Lo stridio delle ruote di gomma sulle piastrelle. Mi sono voltata. La coperta di Charles è scivolata a terra. Un piede, poi l'altro, piantati saldamente nel pavimento. I muscoli del polpaccio, a lungo inattivi, si sono contratti per lo sforzo. Ha afferrato i braccioli della sedia a rotelle, lo sguardo fisso sul mio: una silenziosa supplica di silenzio, una sfida a parlare.
Poco dopo centimetro, deliberatamente e dolorosamente, si è sollevato. Barcollava, come una fragile nave in tempesta, ma non è caduto. Mi è mancato il respiro. L'uomo che i medici avevano dichiarato immobile, l'uomo che la sua famiglia aveva liquidato come un semplice mobile, era lì davanti a me.
«Tu… tu puoi camminare», balbettai, cercando di conciliare quella vista con i referti medici annuali e i sospiri di dolore.

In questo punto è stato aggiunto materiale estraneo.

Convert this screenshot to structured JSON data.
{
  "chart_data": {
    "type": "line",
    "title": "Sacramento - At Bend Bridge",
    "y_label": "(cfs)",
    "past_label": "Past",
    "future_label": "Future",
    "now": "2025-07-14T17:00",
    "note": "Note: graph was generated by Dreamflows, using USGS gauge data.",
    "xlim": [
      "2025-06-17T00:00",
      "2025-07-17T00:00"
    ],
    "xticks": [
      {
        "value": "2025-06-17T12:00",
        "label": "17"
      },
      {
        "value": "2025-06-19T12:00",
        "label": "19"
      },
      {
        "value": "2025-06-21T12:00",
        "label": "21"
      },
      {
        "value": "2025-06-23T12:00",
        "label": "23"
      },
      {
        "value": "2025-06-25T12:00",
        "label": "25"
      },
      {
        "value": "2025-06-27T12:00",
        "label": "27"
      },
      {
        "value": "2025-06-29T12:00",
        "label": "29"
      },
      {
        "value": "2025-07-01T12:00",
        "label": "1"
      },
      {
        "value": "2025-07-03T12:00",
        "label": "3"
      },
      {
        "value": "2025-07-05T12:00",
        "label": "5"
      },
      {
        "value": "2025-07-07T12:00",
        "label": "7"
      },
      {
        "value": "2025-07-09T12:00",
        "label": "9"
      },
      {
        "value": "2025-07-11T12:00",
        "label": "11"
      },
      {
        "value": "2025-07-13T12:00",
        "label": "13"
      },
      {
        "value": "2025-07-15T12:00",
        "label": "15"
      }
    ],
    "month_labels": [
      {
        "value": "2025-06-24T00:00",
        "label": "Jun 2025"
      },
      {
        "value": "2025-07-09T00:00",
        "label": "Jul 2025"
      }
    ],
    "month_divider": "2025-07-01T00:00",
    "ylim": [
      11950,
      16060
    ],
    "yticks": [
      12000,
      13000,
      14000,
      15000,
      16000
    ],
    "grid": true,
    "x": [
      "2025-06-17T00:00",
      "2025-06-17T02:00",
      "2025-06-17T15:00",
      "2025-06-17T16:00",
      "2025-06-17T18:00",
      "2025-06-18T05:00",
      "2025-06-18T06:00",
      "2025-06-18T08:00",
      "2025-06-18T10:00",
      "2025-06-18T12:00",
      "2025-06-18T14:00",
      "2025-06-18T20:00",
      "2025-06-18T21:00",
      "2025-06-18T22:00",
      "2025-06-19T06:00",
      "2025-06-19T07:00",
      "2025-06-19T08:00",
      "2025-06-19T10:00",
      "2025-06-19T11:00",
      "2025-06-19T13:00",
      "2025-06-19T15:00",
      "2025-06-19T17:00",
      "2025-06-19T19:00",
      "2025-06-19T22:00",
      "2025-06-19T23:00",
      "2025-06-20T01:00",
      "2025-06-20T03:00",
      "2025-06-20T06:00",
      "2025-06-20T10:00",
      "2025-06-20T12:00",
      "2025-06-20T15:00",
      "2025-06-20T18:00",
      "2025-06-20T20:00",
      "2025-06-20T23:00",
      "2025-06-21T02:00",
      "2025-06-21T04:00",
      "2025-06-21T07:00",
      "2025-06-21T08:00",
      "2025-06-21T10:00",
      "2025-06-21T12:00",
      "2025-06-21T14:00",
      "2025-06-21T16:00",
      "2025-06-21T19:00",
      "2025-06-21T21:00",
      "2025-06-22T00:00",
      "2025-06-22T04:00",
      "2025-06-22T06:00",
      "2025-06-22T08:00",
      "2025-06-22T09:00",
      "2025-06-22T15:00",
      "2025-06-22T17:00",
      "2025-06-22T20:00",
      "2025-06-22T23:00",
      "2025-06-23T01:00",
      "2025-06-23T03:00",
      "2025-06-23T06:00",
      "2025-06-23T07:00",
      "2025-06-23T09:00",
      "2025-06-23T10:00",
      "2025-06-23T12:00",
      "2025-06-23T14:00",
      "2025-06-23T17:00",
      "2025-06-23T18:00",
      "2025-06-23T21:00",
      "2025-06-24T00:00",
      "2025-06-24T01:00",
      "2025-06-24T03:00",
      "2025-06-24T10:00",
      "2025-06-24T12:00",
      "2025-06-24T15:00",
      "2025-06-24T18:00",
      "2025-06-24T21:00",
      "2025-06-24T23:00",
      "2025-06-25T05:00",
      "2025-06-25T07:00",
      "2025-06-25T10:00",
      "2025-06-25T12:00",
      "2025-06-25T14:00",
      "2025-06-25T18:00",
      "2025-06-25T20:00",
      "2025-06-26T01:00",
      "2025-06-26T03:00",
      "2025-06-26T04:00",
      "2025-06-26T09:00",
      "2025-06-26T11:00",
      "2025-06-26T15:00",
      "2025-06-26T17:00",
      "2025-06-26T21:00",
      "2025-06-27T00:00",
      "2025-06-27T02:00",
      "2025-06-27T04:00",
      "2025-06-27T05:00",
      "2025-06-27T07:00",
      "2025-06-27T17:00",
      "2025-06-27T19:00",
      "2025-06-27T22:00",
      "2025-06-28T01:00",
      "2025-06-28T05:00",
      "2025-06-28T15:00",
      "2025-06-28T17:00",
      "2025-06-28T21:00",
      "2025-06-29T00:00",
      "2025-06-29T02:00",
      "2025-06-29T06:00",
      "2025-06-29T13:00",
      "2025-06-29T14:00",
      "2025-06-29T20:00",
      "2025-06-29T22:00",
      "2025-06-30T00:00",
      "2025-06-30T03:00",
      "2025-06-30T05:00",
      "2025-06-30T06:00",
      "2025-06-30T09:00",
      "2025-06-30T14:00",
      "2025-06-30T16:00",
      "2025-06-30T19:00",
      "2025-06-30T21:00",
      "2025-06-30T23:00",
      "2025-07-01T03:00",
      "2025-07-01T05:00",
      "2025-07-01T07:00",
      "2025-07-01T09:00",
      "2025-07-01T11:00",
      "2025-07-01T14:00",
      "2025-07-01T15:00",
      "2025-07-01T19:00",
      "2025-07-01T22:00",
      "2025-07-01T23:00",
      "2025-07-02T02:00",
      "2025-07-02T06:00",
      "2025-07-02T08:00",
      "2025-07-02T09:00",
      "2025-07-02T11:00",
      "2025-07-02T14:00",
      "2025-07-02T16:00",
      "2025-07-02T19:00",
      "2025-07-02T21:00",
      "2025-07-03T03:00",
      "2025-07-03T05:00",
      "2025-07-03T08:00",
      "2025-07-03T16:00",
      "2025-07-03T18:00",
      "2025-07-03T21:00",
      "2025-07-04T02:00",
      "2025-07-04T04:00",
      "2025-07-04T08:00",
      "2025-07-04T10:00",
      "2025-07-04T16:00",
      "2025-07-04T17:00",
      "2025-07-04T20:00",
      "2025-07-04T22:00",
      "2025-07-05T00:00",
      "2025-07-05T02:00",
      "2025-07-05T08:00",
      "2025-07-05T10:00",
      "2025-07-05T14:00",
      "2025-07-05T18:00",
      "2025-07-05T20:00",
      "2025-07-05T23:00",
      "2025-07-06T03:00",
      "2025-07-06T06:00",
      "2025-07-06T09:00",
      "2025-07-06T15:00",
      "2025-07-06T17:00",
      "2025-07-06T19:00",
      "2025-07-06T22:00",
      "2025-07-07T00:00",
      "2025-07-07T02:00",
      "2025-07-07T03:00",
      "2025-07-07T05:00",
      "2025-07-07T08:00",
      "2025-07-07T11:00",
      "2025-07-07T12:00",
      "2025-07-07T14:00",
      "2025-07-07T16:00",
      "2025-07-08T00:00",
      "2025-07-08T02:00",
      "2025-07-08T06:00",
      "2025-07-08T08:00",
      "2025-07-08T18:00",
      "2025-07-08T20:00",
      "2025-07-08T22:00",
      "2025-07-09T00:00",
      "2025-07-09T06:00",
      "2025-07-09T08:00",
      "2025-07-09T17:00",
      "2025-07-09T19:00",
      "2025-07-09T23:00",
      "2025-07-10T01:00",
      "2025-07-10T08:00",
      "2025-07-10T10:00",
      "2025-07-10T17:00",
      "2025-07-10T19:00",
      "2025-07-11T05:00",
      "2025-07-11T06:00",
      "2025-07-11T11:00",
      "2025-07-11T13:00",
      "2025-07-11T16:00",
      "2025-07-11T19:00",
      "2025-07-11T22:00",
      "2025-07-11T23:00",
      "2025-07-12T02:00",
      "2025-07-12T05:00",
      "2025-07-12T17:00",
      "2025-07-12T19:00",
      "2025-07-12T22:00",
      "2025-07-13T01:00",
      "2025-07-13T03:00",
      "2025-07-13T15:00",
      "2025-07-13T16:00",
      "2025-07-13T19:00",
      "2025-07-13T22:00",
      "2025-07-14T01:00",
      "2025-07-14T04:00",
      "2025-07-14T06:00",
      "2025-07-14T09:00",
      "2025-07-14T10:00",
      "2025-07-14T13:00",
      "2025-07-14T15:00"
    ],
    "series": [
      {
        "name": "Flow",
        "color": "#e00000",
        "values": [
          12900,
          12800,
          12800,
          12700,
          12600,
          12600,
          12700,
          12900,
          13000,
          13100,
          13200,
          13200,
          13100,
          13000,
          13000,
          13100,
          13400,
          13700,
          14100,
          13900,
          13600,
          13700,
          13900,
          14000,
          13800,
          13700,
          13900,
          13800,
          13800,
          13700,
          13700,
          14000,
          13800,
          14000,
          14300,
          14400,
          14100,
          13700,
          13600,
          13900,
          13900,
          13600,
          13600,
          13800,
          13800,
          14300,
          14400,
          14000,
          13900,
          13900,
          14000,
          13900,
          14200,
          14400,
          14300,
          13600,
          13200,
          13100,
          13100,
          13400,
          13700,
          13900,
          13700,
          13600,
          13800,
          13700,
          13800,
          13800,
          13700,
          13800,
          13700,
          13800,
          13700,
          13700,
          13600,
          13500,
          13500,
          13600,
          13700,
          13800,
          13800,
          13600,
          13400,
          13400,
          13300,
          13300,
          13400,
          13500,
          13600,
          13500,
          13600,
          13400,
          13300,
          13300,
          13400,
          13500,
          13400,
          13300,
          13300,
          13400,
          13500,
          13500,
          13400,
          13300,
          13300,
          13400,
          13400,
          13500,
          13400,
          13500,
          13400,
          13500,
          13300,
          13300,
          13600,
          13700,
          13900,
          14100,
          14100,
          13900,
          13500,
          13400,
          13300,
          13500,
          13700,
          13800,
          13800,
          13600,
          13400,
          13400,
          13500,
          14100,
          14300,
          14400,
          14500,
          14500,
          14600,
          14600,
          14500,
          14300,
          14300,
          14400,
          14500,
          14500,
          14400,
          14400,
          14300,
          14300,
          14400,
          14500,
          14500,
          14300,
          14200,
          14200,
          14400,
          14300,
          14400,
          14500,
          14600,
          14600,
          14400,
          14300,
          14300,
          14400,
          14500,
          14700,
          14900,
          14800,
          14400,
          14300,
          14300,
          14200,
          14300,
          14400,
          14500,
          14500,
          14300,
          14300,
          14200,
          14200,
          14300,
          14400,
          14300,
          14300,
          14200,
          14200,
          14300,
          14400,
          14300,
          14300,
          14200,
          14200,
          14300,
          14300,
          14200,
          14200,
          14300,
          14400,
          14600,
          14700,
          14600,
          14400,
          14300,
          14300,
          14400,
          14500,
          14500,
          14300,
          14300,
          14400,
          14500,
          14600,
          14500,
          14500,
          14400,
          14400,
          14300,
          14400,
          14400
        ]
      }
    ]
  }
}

Si rimise a sedere con cautela. «Camminare è un eufemismo», mormorò, la voce roca per il disuso. «Fermarsi è più preciso. Ma andrà bene lo stesso.» Il suo sguardo si posò sul corridoio, rassicurandosi che il nostro segreto fosse ancora al sicuro.
Mi inginocchiai accanto a lui. «Da quanto tempo?»
«Dall'estate», confessò. «Abbiamo iniziato con dieci secondi alla volta mentre facevano la spesa. Abbiamo aggiunto cinque secondi a settimana.» Un accenno di sorriso gli increspò le labbra. «Tenevo la mano tremante di proposito. Ecco perché mi ignorano.»
I miei pensieri tornarono agli ultimi mesi: Lauren che insisteva sul fatto che Charles avesse bisogno di sedativi più forti perché era «agitato»; Avery che puliva la camera degli ospiti per trasformarla in una palestra in casa perché «papà non la userebbe mai». Non si limitavano a trascurarlo; stavano attivamente sfruttando la sua apparente impotenza, approfittando della sua condizione per ottenere la compassione degli amici e i punti fedeltà delle agenzie di viaggio.
Si sporse in avanti, con voce bassa e urgente. "Se avessero saputo che potevo stare in piedi, mi avrebbero detto di entrare."